At Chevron, the vote to cut emissions followed years of pressure from the Dutch activist group Follow This. The group’s resolution—which received support from 61% of shareholders, according to a preliminary count—called for the company to “substantially reduce” emissions from the end use of their product—a bucket of emissions known as Scope 3 emissions. And while many energy companies have been willing to reduce emissions in their own operations, they have avoided committing to reducing Scope 3 emissions because it could one day ultimately meaning selling less of their core product rather than just producing it more efficiently.

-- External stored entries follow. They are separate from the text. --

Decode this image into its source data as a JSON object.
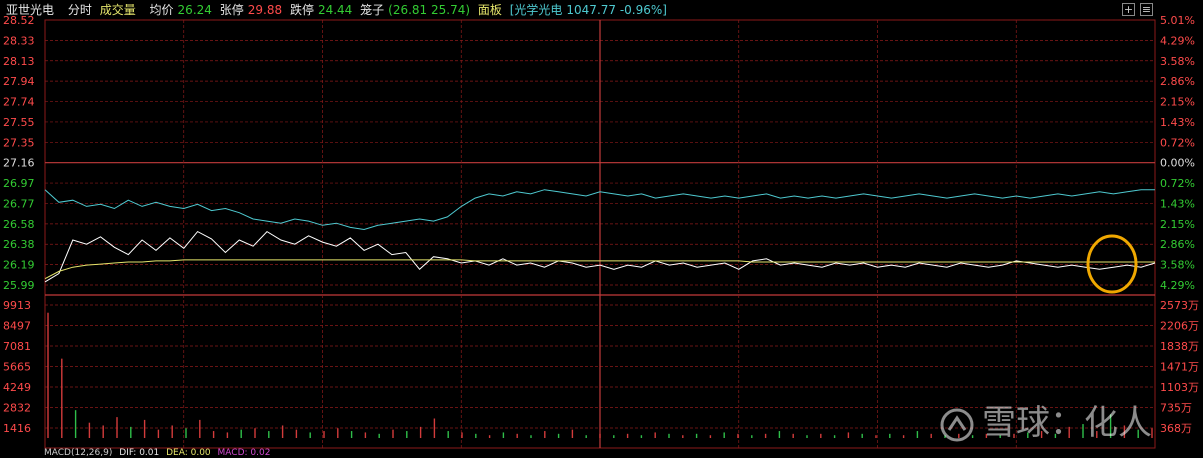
{
  "header": {
    "stock_name": "亚世光电",
    "tab_intraday": "分时",
    "tab_volume": "成交量",
    "avg_label": "均价",
    "avg_value": "26.24",
    "limit_up_label": "张停",
    "limit_up_value": "29.88",
    "limit_down_label": "跌停",
    "limit_down_value": "24.44",
    "cage_label": "笼子",
    "cage_values": "(26.81 25.74)",
    "panel_label": "面板",
    "sector_label": "[光学光电",
    "sector_value": "1047.77 -0.96%]",
    "btn_plus": "+",
    "btn_menu": "≡"
  },
  "colors": {
    "grid": "#8b1a1a",
    "price_line": "#ffffff",
    "avg_line": "#e5e56b",
    "sector_line": "#4ec9d0",
    "volume": "#d33b3b",
    "volume_down": "#2fbf4a",
    "red": "#ff4b4b",
    "green": "#33cc33",
    "highlight": "#f0a800"
  },
  "chart_data": {
    "type": "line",
    "price_axis_left": [
      "28.52",
      "28.33",
      "28.13",
      "27.94",
      "27.74",
      "27.55",
      "27.35",
      "27.16",
      "26.97",
      "26.77",
      "26.58",
      "26.38",
      "26.19",
      "25.99"
    ],
    "pct_axis_right": [
      "5.01%",
      "4.29%",
      "3.58%",
      "2.86%",
      "2.15%",
      "1.43%",
      "0.72%",
      "0.00%",
      "0.72%",
      "1.43%",
      "2.15%",
      "2.86%",
      "3.58%",
      "4.29%"
    ],
    "volume_axis_left": [
      "9913",
      "8497",
      "7081",
      "5665",
      "4249",
      "2832",
      "1416"
    ],
    "volume_axis_right": [
      "2573万",
      "2206万",
      "1838万",
      "1471万",
      "1103万",
      "735万",
      "368万"
    ],
    "price_range": [
      25.99,
      28.52
    ],
    "volume_range": [
      0,
      9913
    ],
    "series": [
      {
        "name": "price",
        "values": [
          26.02,
          26.1,
          26.42,
          26.38,
          26.45,
          26.35,
          26.28,
          26.42,
          26.32,
          26.44,
          26.34,
          26.5,
          26.43,
          26.3,
          26.42,
          26.36,
          26.5,
          26.42,
          26.38,
          26.46,
          26.4,
          26.36,
          26.44,
          26.32,
          26.38,
          26.28,
          26.3,
          26.14,
          26.26,
          26.24,
          26.2,
          26.22,
          26.18,
          26.24,
          26.18,
          26.2,
          26.16,
          26.22,
          26.2,
          26.16,
          26.18,
          26.14,
          26.18,
          26.16,
          26.22,
          26.18,
          26.2,
          26.16,
          26.18,
          26.2,
          26.14,
          26.22,
          26.24,
          26.18,
          26.2,
          26.18,
          26.16,
          26.2,
          26.18,
          26.2,
          26.16,
          26.18,
          26.16,
          26.2,
          26.18,
          26.16,
          26.2,
          26.18,
          26.16,
          26.18,
          26.22,
          26.2,
          26.18,
          26.16,
          26.18,
          26.16,
          26.14,
          26.16,
          26.18,
          26.16,
          26.2
        ]
      },
      {
        "name": "avg",
        "values": [
          26.05,
          26.12,
          26.16,
          26.18,
          26.19,
          26.2,
          26.21,
          26.21,
          26.22,
          26.22,
          26.23,
          26.23,
          26.23,
          26.23,
          26.23,
          26.23,
          26.23,
          26.23,
          26.23,
          26.23,
          26.23,
          26.23,
          26.23,
          26.23,
          26.23,
          26.23,
          26.23,
          26.23,
          26.23,
          26.23,
          26.23,
          26.22,
          26.22,
          26.22,
          26.22,
          26.22,
          26.22,
          26.22,
          26.22,
          26.22,
          26.22,
          26.22,
          26.22,
          26.22,
          26.22,
          26.22,
          26.22,
          26.22,
          26.22,
          26.22,
          26.22,
          26.21,
          26.21,
          26.21,
          26.21,
          26.21,
          26.21,
          26.21,
          26.21,
          26.21,
          26.21,
          26.21,
          26.21,
          26.21,
          26.21,
          26.21,
          26.21,
          26.21,
          26.21,
          26.21,
          26.21,
          26.21,
          26.21,
          26.21,
          26.21,
          26.21,
          26.21,
          26.21,
          26.21,
          26.21,
          26.21
        ]
      },
      {
        "name": "sector",
        "values": [
          26.9,
          26.78,
          26.8,
          26.74,
          26.76,
          26.72,
          26.8,
          26.74,
          26.78,
          26.74,
          26.72,
          26.76,
          26.7,
          26.72,
          26.68,
          26.62,
          26.6,
          26.58,
          26.62,
          26.6,
          26.56,
          26.58,
          26.54,
          26.52,
          26.56,
          26.58,
          26.6,
          26.62,
          26.6,
          26.64,
          26.74,
          26.82,
          26.86,
          26.84,
          26.88,
          26.86,
          26.9,
          26.88,
          26.86,
          26.84,
          26.88,
          26.86,
          26.84,
          26.86,
          26.82,
          26.84,
          26.86,
          26.84,
          26.82,
          26.84,
          26.82,
          26.84,
          26.86,
          26.82,
          26.84,
          26.82,
          26.84,
          26.82,
          26.84,
          26.86,
          26.84,
          26.82,
          26.84,
          26.86,
          26.84,
          26.82,
          26.84,
          26.86,
          26.84,
          26.82,
          26.84,
          26.82,
          26.84,
          26.86,
          26.84,
          26.86,
          26.88,
          26.86,
          26.88,
          26.9,
          26.9
        ]
      }
    ],
    "volume_values": [
      9000,
      5700,
      2000,
      1100,
      900,
      1500,
      800,
      1300,
      600,
      900,
      700,
      1300,
      500,
      400,
      600,
      700,
      500,
      900,
      600,
      400,
      500,
      700,
      500,
      400,
      300,
      600,
      500,
      800,
      1400,
      500,
      400,
      300,
      200,
      400,
      300,
      200,
      500,
      300,
      600,
      200,
      300,
      200,
      300,
      200,
      400,
      300,
      200,
      300,
      200,
      400,
      300,
      200,
      300,
      500,
      300,
      200,
      300,
      200,
      400,
      300,
      200,
      300,
      200,
      500,
      300,
      200,
      300,
      200,
      300,
      200,
      300,
      400,
      500,
      300,
      800,
      1000,
      500,
      1700,
      900,
      600,
      700
    ],
    "volume_colors": [
      "up",
      "up",
      "down",
      "up",
      "up",
      "up",
      "down",
      "up",
      "up",
      "up",
      "down",
      "up",
      "up",
      "up",
      "down",
      "up",
      "down",
      "up",
      "up",
      "down",
      "up",
      "up",
      "down",
      "up",
      "down",
      "up",
      "down",
      "up",
      "up",
      "down",
      "up",
      "down",
      "up",
      "down",
      "up",
      "down",
      "up",
      "down",
      "up",
      "down",
      "up",
      "down",
      "up",
      "down",
      "up",
      "down",
      "up",
      "down",
      "up",
      "down",
      "up",
      "down",
      "up",
      "down",
      "up",
      "down",
      "up",
      "down",
      "up",
      "down",
      "up",
      "down",
      "up",
      "down",
      "up",
      "down",
      "up",
      "down",
      "up",
      "down",
      "up",
      "down",
      "up",
      "down",
      "up",
      "down",
      "up",
      "down",
      "up",
      "down",
      "up"
    ]
  },
  "footer": {
    "macd_label": "MACD(12,26,9)",
    "dif_label": "DIF: 0.01",
    "dea_label": "DEA: 0.00",
    "macd_value": "MACD: 0.02"
  },
  "watermark": {
    "brand": "雪球",
    "author": "化人",
    "separator": "："
  }
}
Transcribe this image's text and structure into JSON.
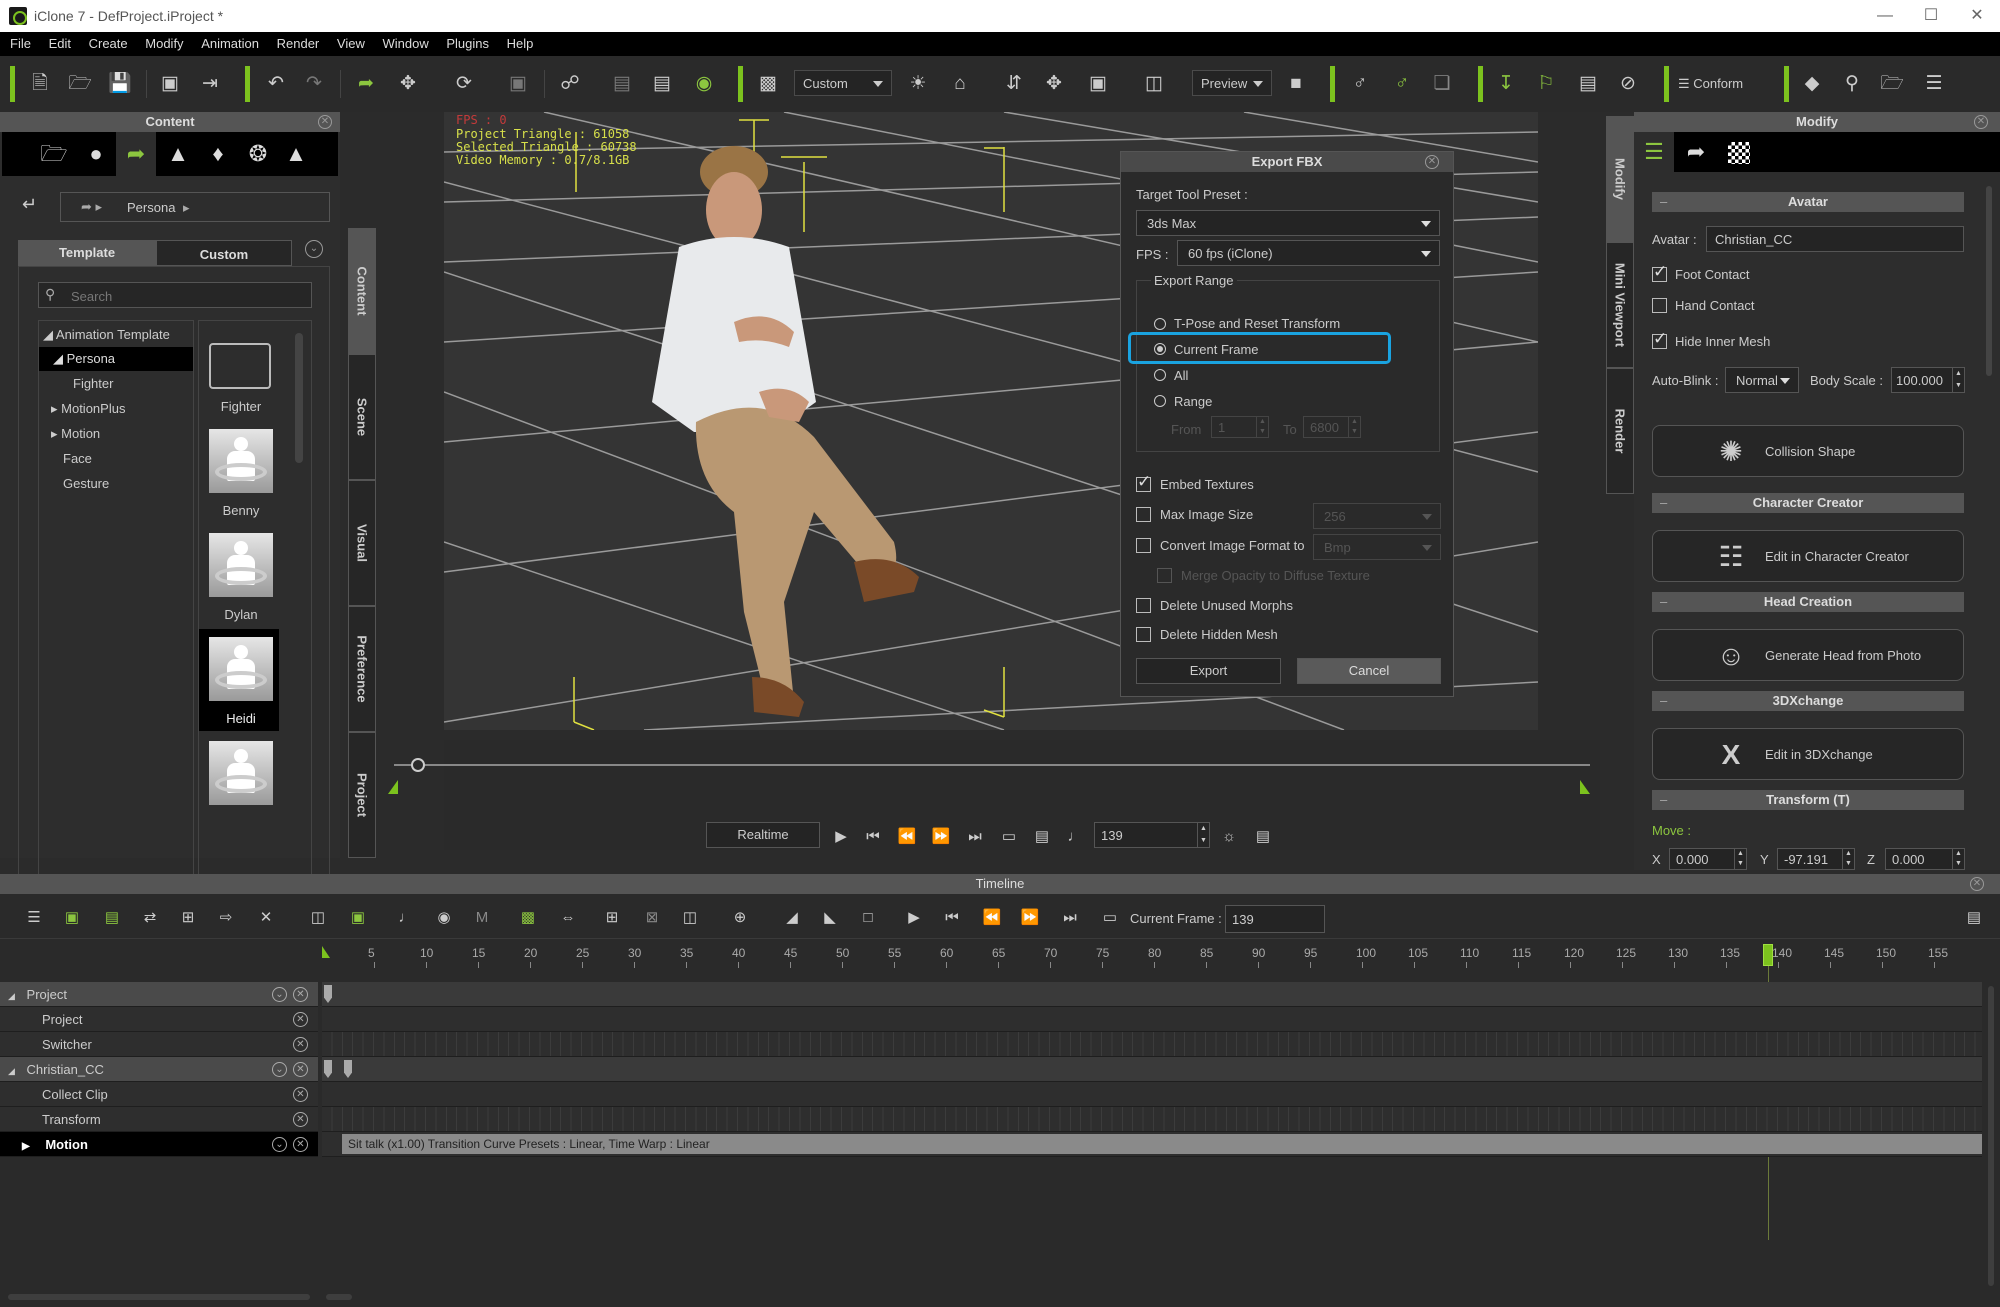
{
  "window": {
    "title": "iClone 7 - DefProject.iProject *",
    "controls": [
      "minimize",
      "maximize",
      "close"
    ]
  },
  "menu": [
    "File",
    "Edit",
    "Create",
    "Modify",
    "Animation",
    "Render",
    "View",
    "Window",
    "Plugins",
    "Help"
  ],
  "toolbar": {
    "camera_preset": "Custom",
    "render_mode": "Preview",
    "conform_label": "Conform",
    "accent_color": "#7cc21e"
  },
  "content_panel": {
    "title": "Content",
    "tabs": [
      "folder",
      "actor",
      "animation",
      "stage",
      "set",
      "media",
      "props"
    ],
    "breadcrumb": [
      "Persona"
    ],
    "subtabs": [
      "Template",
      "Custom"
    ],
    "active_subtab": "Template",
    "search_placeholder": "Search",
    "tree": [
      {
        "label": "Animation Template",
        "expanded": true,
        "level": 0
      },
      {
        "label": "Persona",
        "expanded": true,
        "level": 1,
        "selected": true
      },
      {
        "label": "Fighter",
        "level": 2
      },
      {
        "label": "MotionPlus",
        "expanded": false,
        "level": 1
      },
      {
        "label": "Motion",
        "expanded": false,
        "level": 1
      },
      {
        "label": "Face",
        "level": 1
      },
      {
        "label": "Gesture",
        "level": 1
      }
    ],
    "items": [
      {
        "label": "Fighter",
        "type": "folder"
      },
      {
        "label": "Benny",
        "type": "motion"
      },
      {
        "label": "Dylan",
        "type": "motion"
      },
      {
        "label": "Heidi",
        "type": "motion",
        "selected": true
      },
      {
        "label": "",
        "type": "motion"
      }
    ],
    "side_tabs": [
      "Content",
      "Scene",
      "Visual",
      "Preference",
      "Project"
    ]
  },
  "viewport": {
    "stats": [
      "Project Triangle : 61058",
      "Selected Triangle : 60738",
      "Video Memory : 0.7/8.1GB"
    ],
    "fps_indicator": "FPS : 0"
  },
  "export_dialog": {
    "title": "Export FBX",
    "target_tool_label": "Target Tool Preset :",
    "target_tool_value": "3ds Max",
    "fps_label": "FPS :",
    "fps_value": "60 fps (iClone)",
    "range_group": "Export Range",
    "range_options": [
      "T-Pose and Reset Transform",
      "Current Frame",
      "All",
      "Range"
    ],
    "range_selected": "Current Frame",
    "from_label": "From",
    "from_value": "1",
    "to_label": "To",
    "to_value": "6800",
    "options": [
      {
        "label": "Embed Textures",
        "checked": true,
        "enabled": true
      },
      {
        "label": "Max Image Size",
        "checked": false,
        "enabled": true,
        "value": "256"
      },
      {
        "label": "Convert Image Format to",
        "checked": false,
        "enabled": true,
        "value": "Bmp"
      },
      {
        "label": "Merge Opacity to Diffuse Texture",
        "checked": false,
        "enabled": false
      },
      {
        "label": "Delete Unused Morphs",
        "checked": false,
        "enabled": true
      },
      {
        "label": "Delete Hidden Mesh",
        "checked": false,
        "enabled": true
      }
    ],
    "export_label": "Export",
    "cancel_label": "Cancel",
    "highlight_color": "#1aa3e0"
  },
  "modify_panel": {
    "title": "Modify",
    "side_tabs": [
      "Modify",
      "Mini Viewport",
      "Render"
    ],
    "sections": {
      "avatar": {
        "title": "Avatar",
        "avatar_label": "Avatar :",
        "avatar_value": "Christian_CC",
        "foot_contact": {
          "label": "Foot Contact",
          "checked": true
        },
        "hand_contact": {
          "label": "Hand Contact",
          "checked": false
        },
        "hide_inner_mesh": {
          "label": "Hide Inner Mesh",
          "checked": true
        },
        "auto_blink_label": "Auto-Blink :",
        "auto_blink_value": "Normal",
        "body_scale_label": "Body Scale :",
        "body_scale_value": "100.000",
        "collision_shape": "Collision Shape"
      },
      "character_creator": {
        "title": "Character Creator",
        "button": "Edit in Character Creator"
      },
      "head_creation": {
        "title": "Head Creation",
        "button": "Generate Head from Photo"
      },
      "threedxchange": {
        "title": "3DXchange",
        "button": "Edit in 3DXchange"
      },
      "transform": {
        "title": "Transform  (T)",
        "move_label": "Move :",
        "x_label": "X",
        "x": "0.000",
        "y_label": "Y",
        "y": "-97.191",
        "z_label": "Z",
        "z": "0.000"
      }
    }
  },
  "playback": {
    "mode": "Realtime",
    "frame": "139",
    "slider_position": 0.02
  },
  "timeline": {
    "title": "Timeline",
    "current_frame_label": "Current Frame :",
    "current_frame": "139",
    "ruler": [
      5,
      10,
      15,
      20,
      25,
      30,
      35,
      40,
      45,
      50,
      55,
      60,
      65,
      70,
      75,
      80,
      85,
      90,
      95,
      100,
      105,
      110,
      115,
      120,
      125,
      130,
      135,
      140,
      145,
      150,
      155
    ],
    "playhead_frame": 139,
    "tracks": [
      {
        "label": "Project",
        "type": "group"
      },
      {
        "label": "Project",
        "type": "child"
      },
      {
        "label": "Switcher",
        "type": "child"
      },
      {
        "label": "Christian_CC",
        "type": "group"
      },
      {
        "label": "Collect Clip",
        "type": "child"
      },
      {
        "label": "Transform",
        "type": "child"
      },
      {
        "label": "Motion",
        "type": "motion"
      }
    ],
    "motion_clip": "Sit talk (x1.00) Transition Curve Presets : Linear, Time Warp : Linear"
  }
}
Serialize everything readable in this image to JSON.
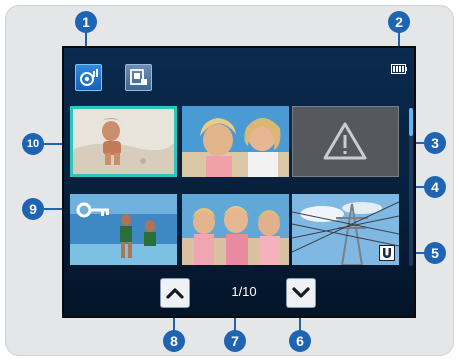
{
  "screen": {
    "page_counter": "1/10",
    "mode_buttons": [
      {
        "name": "video-mode-icon",
        "selected": true
      },
      {
        "name": "photo-mode-icon",
        "selected": false
      }
    ],
    "battery_icon": "battery-full-icon",
    "thumbnails": [
      {
        "label": "",
        "content": "selected",
        "selected": true
      },
      {
        "label": "",
        "content": "photo"
      },
      {
        "label": "",
        "content": "error-warning-icon"
      },
      {
        "label": "",
        "content": "protect-key-icon"
      },
      {
        "label": "",
        "content": "photo"
      },
      {
        "label": "",
        "content": "magnet-icon"
      }
    ],
    "nav_icons": {
      "up": "chevron-up-icon",
      "down": "chevron-down-icon"
    }
  },
  "callouts": {
    "c1": "1",
    "c2": "2",
    "c3": "3",
    "c4": "4",
    "c5": "5",
    "c6": "6",
    "c7": "7",
    "c8": "8",
    "c9": "9",
    "c10": "10"
  },
  "colors": {
    "callout": "#1f64b3",
    "screen_bg": "#07203c",
    "selection_border": "#2ec4c0",
    "panel_bg": "#e4e6e8"
  }
}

Mark van Baal, who founded Follow This, attributes the rise in shareholder interest in climate resolutions to a new way of thinking among investors. “The shift I’ve seen in the last five years is that investors don’t vote with the best interest of the company in mind, but with the best interest of entire portfolio in mind,” he says.
The Shell news came from a different source: the courts. In recent years, climate activists have filed hundreds of lawsuits against oil and gas companies in jurisdictions across the globe with a variety of legal arguments and received mixed results. So Wednesday’s unequivocal victory for climate activists marked a significant advance as a Dutch court in The Hague ruled that Shell must cut its emissions 45% from 2019 levels by 2030. The ruling, which will be appealed, sent shockwaves across the industry. “Given the mere fact that such a ruling now exists—albeit in a progressive jurisdiction like the Netherlands—is evidence in itself that a court of law can make these kinds of judgements,” says Lars Eirik Nicolaisen, deputy CEO of Rystad Energy, an energy research firm.
In 2019, TIME interviewed Shell CEO Ben van Beurden at the company’s headquarters in The Hague. Van Beurden explained the company’s climate commitments at the time—but he insisted that Shell still had to meet the world’s demand for oil. That is, after all, what an oil company does. “The future of oil is going to be different,” he said. “But there is going to be a future. And therefore we can legitimately position ourselves for that future.”
Even with the dramatic shift in trajectory in multiple major companies in recent days, oil won’t disappear overnight. But Wednesday’s developments further chipped away at the case for building a business around oil without planning for its decline.